Pianist Wajdi Riahi and vibraphonist Duarte Ventura among highlights at Festa Do Jazz Lisbon, Portugal

Kevin Le Gendre
Friday, December 13, 2024

There was a powerful line up at this exciting Portuguese jazz summit which packed in a contrasting range of sounds

Pianist Wajdi Riahi at Festa Do Jazz Lisbon
Pianist Wajdi Riahi at Festa Do Jazz Lisbon

Nothing charms an audience more than hearing an international artist speak its language. When Liv Andrea Hauge addressed a full house in fluent Portuguese at Lisbon’s annual Festa do Jazz, a wave of excitement ran through the Centro Cultural De Belem. The Norwegian pianist, whose trio played a competently melodic set that went down well, had spent time in Mozambique, an erstwhile Portugese colony, which indirectly evoked the undeniably complex relationship between the African state and the European former ruler. Just a week before the jazz festival a major exhibition Family Albums: Photographs Of The African Diaspora In Greater Lisbon at the Padraodos Escobrimentos museum also brought a sharp focus on Portugal’s black communities, and the final day of (the two day) Festa saw more people of colour on stage than the first. Singer-bassist Razy and rapper Nitry were notable alongside drummer Fillipe Padrao in Jazzopa, a group purveying hip-hop edged soul that would have been better suited to a club rather than a concert hall but percussionist lúri Oliveira (pictured below) made a real impression in Reperio the nonet led by vibraphonist-composer Duarte Ventura, the highlight of the whole programme.
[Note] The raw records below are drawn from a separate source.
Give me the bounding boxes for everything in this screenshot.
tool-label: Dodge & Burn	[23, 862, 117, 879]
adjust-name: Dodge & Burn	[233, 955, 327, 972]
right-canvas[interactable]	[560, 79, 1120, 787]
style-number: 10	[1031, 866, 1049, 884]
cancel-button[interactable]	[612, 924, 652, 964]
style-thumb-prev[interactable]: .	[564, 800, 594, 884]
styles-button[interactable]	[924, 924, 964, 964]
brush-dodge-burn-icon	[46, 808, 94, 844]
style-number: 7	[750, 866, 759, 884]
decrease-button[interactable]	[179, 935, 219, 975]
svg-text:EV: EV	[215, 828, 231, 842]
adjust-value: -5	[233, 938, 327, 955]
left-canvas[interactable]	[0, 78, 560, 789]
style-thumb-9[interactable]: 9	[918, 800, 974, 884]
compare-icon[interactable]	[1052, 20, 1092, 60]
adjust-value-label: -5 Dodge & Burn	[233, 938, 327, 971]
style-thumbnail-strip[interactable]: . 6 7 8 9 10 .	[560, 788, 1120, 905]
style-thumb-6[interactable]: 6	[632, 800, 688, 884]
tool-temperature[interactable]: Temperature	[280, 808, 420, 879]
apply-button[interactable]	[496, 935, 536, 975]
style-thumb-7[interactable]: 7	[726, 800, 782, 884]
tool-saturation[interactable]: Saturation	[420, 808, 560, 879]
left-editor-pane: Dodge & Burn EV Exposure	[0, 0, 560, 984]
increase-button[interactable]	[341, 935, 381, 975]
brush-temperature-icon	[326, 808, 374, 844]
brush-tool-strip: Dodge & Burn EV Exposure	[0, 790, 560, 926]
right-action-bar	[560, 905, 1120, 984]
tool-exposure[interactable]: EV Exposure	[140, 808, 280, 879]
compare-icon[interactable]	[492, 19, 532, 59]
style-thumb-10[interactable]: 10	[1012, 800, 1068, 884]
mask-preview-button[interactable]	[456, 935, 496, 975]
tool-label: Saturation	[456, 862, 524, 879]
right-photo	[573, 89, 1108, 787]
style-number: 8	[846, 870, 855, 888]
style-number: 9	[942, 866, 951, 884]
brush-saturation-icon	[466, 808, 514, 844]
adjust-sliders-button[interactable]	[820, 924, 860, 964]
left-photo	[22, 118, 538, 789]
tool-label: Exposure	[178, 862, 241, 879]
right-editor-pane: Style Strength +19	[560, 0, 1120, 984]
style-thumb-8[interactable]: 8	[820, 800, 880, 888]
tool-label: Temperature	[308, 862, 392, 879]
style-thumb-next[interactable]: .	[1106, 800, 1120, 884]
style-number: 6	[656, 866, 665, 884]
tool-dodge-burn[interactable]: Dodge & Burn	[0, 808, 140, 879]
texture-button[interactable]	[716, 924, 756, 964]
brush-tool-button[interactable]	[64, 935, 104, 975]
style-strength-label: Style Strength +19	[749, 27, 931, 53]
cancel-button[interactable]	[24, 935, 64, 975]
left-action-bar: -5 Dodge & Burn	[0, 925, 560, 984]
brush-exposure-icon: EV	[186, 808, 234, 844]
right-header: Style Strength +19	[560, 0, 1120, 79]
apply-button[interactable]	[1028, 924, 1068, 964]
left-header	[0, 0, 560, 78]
Sporting shoulder length dreadlocks and surrounded by a gaggle of congas and various other ‘hand drums’, bells and whistles Oliveira brought notable detail as well as dynamic rhythmic support to music that was intricately threaded around the leader’s glistening chords and Marta Rodrigues and Joana Raquel’s arrow-like wordless vocal. If they provided the conceptual core of the music, which often had a decidedly ethereal almost misty quality such was the precision and delicacy of the execution, then the rhythm section – double bassist Ze Almeida, pianist Miguel Meirinhos and the aforementioned Oliveira - also drove the songs through darting, metrically fluid arrangements that had echoes of the eye of the needle funkiness that defined the M-Base school of the late ‘80s and early ‘90s. Alto saxophonist Miguel Valente played with a gritty aggression that enhanced the grooves, and the advantage of a nine piece unit was its bend of small group tightness and big band power, which was encapsulated in a thrilling moment when the ensemble broke right down to a duet between bassist Almedia and cellist Adele Viret, in which lines converged and diverged to good effect. Bandleader Ventura is a strong soloist in the busy four mallet vein as well as a skilled writer, and when the band captures a performance like this in the studio it could well emerge as a flagship for Portugese jazz. Having said that Sonic Tender was an intriguing emblem of the country’s talent pool. Drummer Joao Valinho, guitarist Joao Carreiro and pianist Guilherme Aguiar make music that is boldly circular if not static, hinged on ambiance rather than harmonic movement.

At times they underwhelmed but their closing track was a brilliant creation of sustained tension and minimal variation on two chords that landed somewhere while going nowhere. The other young Portugese who impressed was pianist Joana Sa, whose collaboration with Greek vocalist Savina Yannatou stood in a long lineage of exploratory sound painting in which the former’s highly inventive string manipulation and use of temple bowls and the latter’s blend of earthy, primal utterances and swish operatic finesse held the audience rapt. If that duo made the point that the festival had a notable gender balance then the presence of Franco-Syrian singer Climene Zarkan took things to another level. The front woman of Sarab has compelling charisma as well as a powerful voice and the band’s often politically charged songs had a thrashy punky energy and Arabic resonances enhanced by potent solos from keyboardist Thibault Gomez, guitarist Baptiste Ferrandis and trombonist Robinson Khoury.

The other group with a marked non-western resonance was the trio led by Belgian pianist-vocalist Wajdi Riahi, whose composing and improvising both reflect his immersion in jazz history and Tunisian heritage. The stambeli trance rhythms with which he, double bassist Basile Rahola and drummer Pierre Hurty closed the set were outstanding and so too was a solo piano piece in which Riahi whistled the melody to produce an enchanting effect that was almost like a harmonica-cum-synthesizer echoing in a warm valley. A standing ovation and brisk business at the merch table made it clear that there is an appetite for music with a wide cultural span, and it would be interesting to see if the African (and Asian) Diaspora in Portugal will become more prominent on the country’s jazz scene in the coming years amid the apt debate, as is the case in the UK and elsewhere in Europe, on post-imperial politics.       

At the Maat museum, just a short walk from the festival, there was a quite stunning exhibition that featured among others, Angolan artist Kiluanji Kia Henda and Afro-Brazilians Gabriel Massan and Jota Mombaca It was called Black Ancient Futures.